Rosyjscy dowódcy upokarzają swoich żołnierzy
Na nagraniu można usłyszeć, jak krytykują "otrzęsiny", czyli tzw. diedowszczynę - zorganizowany rytualny system znęcania się nad żołnierzami młodszych roczników w Siłach Zbrojnych Federacji Rosyjskiej, który jest powszechnym doświadczeniem rosyjskich poborowych. Według The Moscow Times praktyka ta istnieje od wieków, a rosyjski rząd próbował nawet walczyć z nią w 2008 roku szeregiem reform, bo wiele przypadków kończyło się tragicznie.
Wezwali żandarmerię i rozebrali mężczyzn do naga. Ludzie są wściekli, że on ich torturuje. P******ć tego kolesia (...) Będzie bunt, jeśli dalej będą szli tą drogą. Każdy ma swoje granice
Nic więc dziwnego, że wśród młodych Rosjan pojawia się coraz większy sprzeciw wobec służby wojskowej, a warto przypomnieć, że pod koniec lipca Rosja podniosła maksymalny wiek poboru o trzy lata, rozszerzając pulę mężczyzn, których można powołać do służby - wcześniej obowiązkową roczną służbę wojskową musieli odbyć zdrowi mężczyźni w wieku od 18 do 27 lat, a teraz powołani mogą być wszyscy mężczyźni do 30 roku życia.
Rosyjski parlament przyjął też ustawę, która znacznie zwiększa kary dla tych, którzy nie stawią się w urzędzie poborowym po otrzymaniu wezwania do służby. Mogą zostać ukarani grzywną do 30 000 rubli, gdy ustawa wejdzie w życie 1 października,a to 10-krotność obecnej maksymalnej grzywny - jak twierdzi część Rosjan, urzędnicy potrafią im również grozić karą 15 lat więzienia, bo "mężczyzna rodzi się żołnierzem i musi bronić ojczyzny".

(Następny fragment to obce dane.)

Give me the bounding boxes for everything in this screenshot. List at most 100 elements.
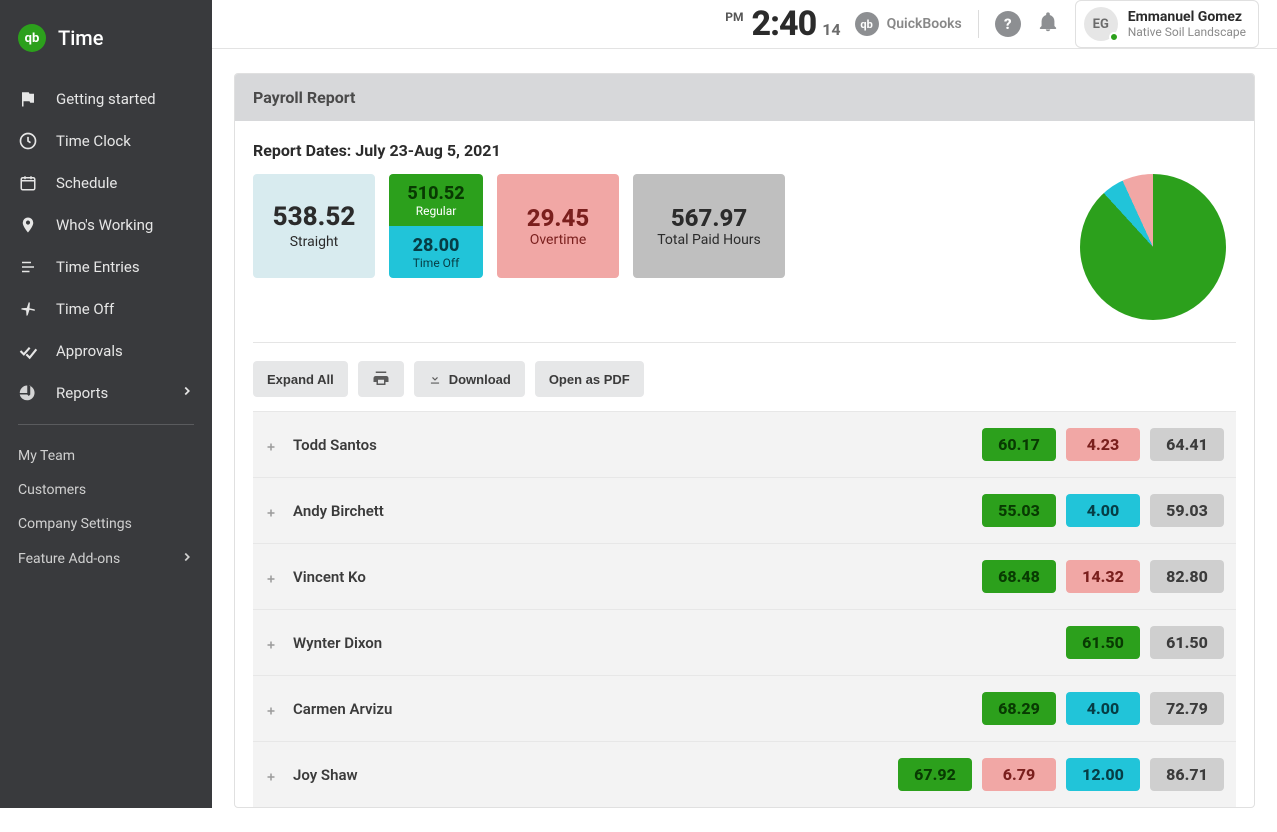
row-name: Joy Shaw bbox=[293, 766, 358, 784]
sidebar-item-getting-started[interactable]: Getting started bbox=[0, 78, 212, 120]
badge-regular: 68.48 bbox=[982, 560, 1056, 593]
sidebar-item-time-off[interactable]: Time Off bbox=[0, 288, 212, 330]
pie-chart bbox=[1080, 174, 1226, 320]
row-badges: 68.4814.3282.80 bbox=[982, 560, 1224, 593]
sidebar-item-who-s-working[interactable]: Who's Working bbox=[0, 204, 212, 246]
sidebar-item-label: Time Clock bbox=[56, 132, 131, 150]
plane-icon bbox=[18, 299, 38, 319]
row-badges: 68.29 4.00 72.79 bbox=[982, 692, 1224, 725]
report-rows: Todd Santos60.174.2364.41Andy Birchett55… bbox=[253, 411, 1236, 807]
sidebar-item-approvals[interactable]: Approvals bbox=[0, 330, 212, 372]
row-badges: 61.5061.50 bbox=[1066, 626, 1224, 659]
table-row: Carmen Arvizu68.294.0072.79 bbox=[253, 675, 1236, 741]
card-straight: 538.52 Straight bbox=[253, 174, 375, 278]
brand-label: Time bbox=[58, 26, 103, 50]
printer-icon bbox=[372, 370, 390, 388]
list-icon bbox=[18, 257, 38, 277]
table-row: Vincent Ko 68.4814.3282.80 bbox=[253, 543, 1236, 609]
card-regular-value: 510.52 bbox=[407, 183, 464, 204]
section-divider bbox=[253, 342, 1236, 343]
nav-secondary: My TeamCustomers Company Settings Feature … bbox=[0, 435, 212, 581]
badge-overtime: 4.23 bbox=[1066, 428, 1140, 461]
help-button[interactable]: ? bbox=[995, 11, 1021, 37]
quickbooks-label: QuickBooks bbox=[887, 16, 962, 32]
sidebar: qb Time Getting started Time Clock Schedul… bbox=[0, 0, 212, 808]
expand-row-button[interactable] bbox=[265, 438, 279, 452]
payroll-report-panel: Payroll Report Report Dates: July 23-Aug… bbox=[234, 73, 1255, 808]
user-menu[interactable]: EG Emmanuel Gomez Native Soil Landscape bbox=[1075, 0, 1259, 48]
bell-icon bbox=[1037, 11, 1059, 33]
download-button[interactable]: Download bbox=[414, 361, 525, 397]
badge-overtime: 6.79 bbox=[982, 758, 1056, 791]
badge-regular: 61.50 bbox=[1066, 626, 1140, 659]
report-toolbar: Expand All Download Open as PDF bbox=[253, 361, 1236, 397]
badge-total: 72.79 bbox=[1150, 692, 1224, 725]
sidebar-item-schedule[interactable]: Schedule bbox=[0, 162, 212, 204]
download-icon bbox=[428, 372, 442, 386]
sidebar-item-time-clock[interactable]: Time Clock bbox=[0, 120, 212, 162]
row-name: Vincent Ko bbox=[293, 568, 366, 586]
card-total-value: 567.97 bbox=[671, 204, 747, 232]
status-dot-icon bbox=[1109, 32, 1119, 42]
sidebar-item-label: Approvals bbox=[56, 342, 123, 360]
clock-time: 2:40 bbox=[752, 4, 817, 44]
badge-regular: 55.03 bbox=[982, 494, 1056, 527]
clock-ampm: PM bbox=[725, 10, 743, 24]
subnav-item-label: Company Settings bbox=[18, 516, 132, 532]
nav-divider bbox=[18, 424, 194, 425]
table-row: Todd Santos60.174.2364.41 bbox=[253, 411, 1236, 477]
expand-row-button[interactable] bbox=[265, 768, 279, 782]
row-name: Andy Birchett bbox=[293, 502, 384, 520]
clock: PM 2:40 14 bbox=[725, 4, 840, 44]
expand-row-button[interactable] bbox=[265, 504, 279, 518]
subnav-item-customers[interactable]: Customers bbox=[0, 473, 212, 507]
card-overtime-value: 29.45 bbox=[527, 204, 589, 232]
card-total: 567.97 Total Paid Hours bbox=[633, 174, 785, 278]
row-name: Wynter Dixon bbox=[293, 634, 382, 652]
divider bbox=[978, 10, 979, 38]
row-badges: 55.034.0059.03 bbox=[982, 494, 1224, 527]
badge-timeoff: 12.00 bbox=[1066, 758, 1140, 791]
calendar-icon bbox=[18, 173, 38, 193]
badge-timeoff: 4.00 bbox=[1066, 692, 1140, 725]
sidebar-item-time-entries[interactable]: Time Entries bbox=[0, 246, 212, 288]
expand-row-button[interactable] bbox=[265, 636, 279, 650]
sidebar-item-label: Schedule bbox=[56, 174, 117, 192]
card-timeoff-label: Time Off bbox=[413, 256, 460, 270]
expand-row-button[interactable] bbox=[265, 570, 279, 584]
badge-total: 86.71 bbox=[1150, 758, 1224, 791]
badge-regular: 68.29 bbox=[982, 692, 1056, 725]
subnav-item-feature-add-ons[interactable]: Feature Add-ons bbox=[0, 541, 212, 577]
sidebar-item-label: Who's Working bbox=[56, 216, 153, 234]
topbar: PM 2:40 14 qb QuickBooks ? EG bbox=[212, 0, 1277, 49]
panel-title: Payroll Report bbox=[235, 74, 1254, 121]
expand-row-button[interactable] bbox=[265, 702, 279, 716]
card-overtime: 29.45 Overtime bbox=[497, 174, 619, 278]
check-icon bbox=[18, 341, 38, 361]
badge-total: 64.41 bbox=[1150, 428, 1224, 461]
expand-all-button[interactable]: Expand All bbox=[253, 361, 348, 397]
pie-chart-container bbox=[1080, 174, 1236, 320]
print-button[interactable] bbox=[358, 361, 404, 397]
expand-all-label: Expand All bbox=[267, 372, 334, 387]
sidebar-item-label: Getting started bbox=[56, 90, 156, 108]
brand-logo-icon: qb bbox=[18, 24, 46, 52]
nav-primary: Getting started Time Clock Schedule Who's W… bbox=[0, 70, 212, 414]
badge-timeoff: 4.00 bbox=[1066, 494, 1140, 527]
clock-icon bbox=[18, 131, 38, 151]
sidebar-item-label: Reports bbox=[56, 384, 108, 402]
download-label: Download bbox=[449, 372, 511, 387]
subnav-item-company-settings[interactable]: Company Settings bbox=[0, 507, 212, 541]
pin-icon bbox=[18, 215, 38, 235]
sidebar-item-label: Time Entries bbox=[56, 258, 140, 276]
badge-total: 82.80 bbox=[1150, 560, 1224, 593]
card-straight-label: Straight bbox=[290, 234, 339, 250]
notifications-button[interactable] bbox=[1037, 11, 1059, 37]
clock-seconds: 14 bbox=[822, 20, 840, 39]
question-icon: ? bbox=[1004, 15, 1012, 33]
subnav-item-my-team[interactable]: My Team bbox=[0, 439, 212, 473]
brand: qb Time bbox=[0, 14, 212, 70]
sidebar-item-reports[interactable]: Reports bbox=[0, 372, 212, 414]
quickbooks-link[interactable]: qb QuickBooks bbox=[855, 12, 962, 36]
open-pdf-button[interactable]: Open as PDF bbox=[535, 361, 644, 397]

W tym roku zamierzałem wziąć kredyt hipoteczny i kupić mieszkanie dla naszej rodziny. Omawialiśmy z żoną plany na przyszłość. Teraz wszystko jest w zawieszeniu. Od przyszłego stycznia mogę zostać powołany do służby i wysłany na Ukrainę. Nie chcę iść do wojska, nie chcę brać wziąć udział w tej wojnie i umrzeć za czyjeś cele
I nie są to bezpodstawne obawy, bo chociaż na początku inwazji Władimir Putin obiecywał, że poborowi nie będą brać udziału w czynnej walce, to istnieją dowody na to, że część z nich była wielokrotnie wysyłana do walki w Ukrainie. Rosyjski serwis BBC potwierdził, że w ciągu ostatnich 17 miesięcy inwazji zginęło co najmniej 57 poborowych, a obecnie setki z nich wykorzystuje do ochrony granicy rosyjsko-ukraińskiej:
Nasi chłopcy są wysłani na granicę z Ukrainą. Niektórzy już zostali zabici, inni są ranni. Tam ciągle latają rakiety, rosyjskie pozycje są nieustannie ostrzeliwane z dronów. Czy to naprawdę odpowiednie zadanie dla poborowych? Oni mają prawie zerowe przeszkolenie. Gdzie jest straż graniczna i jednostki zawodowe?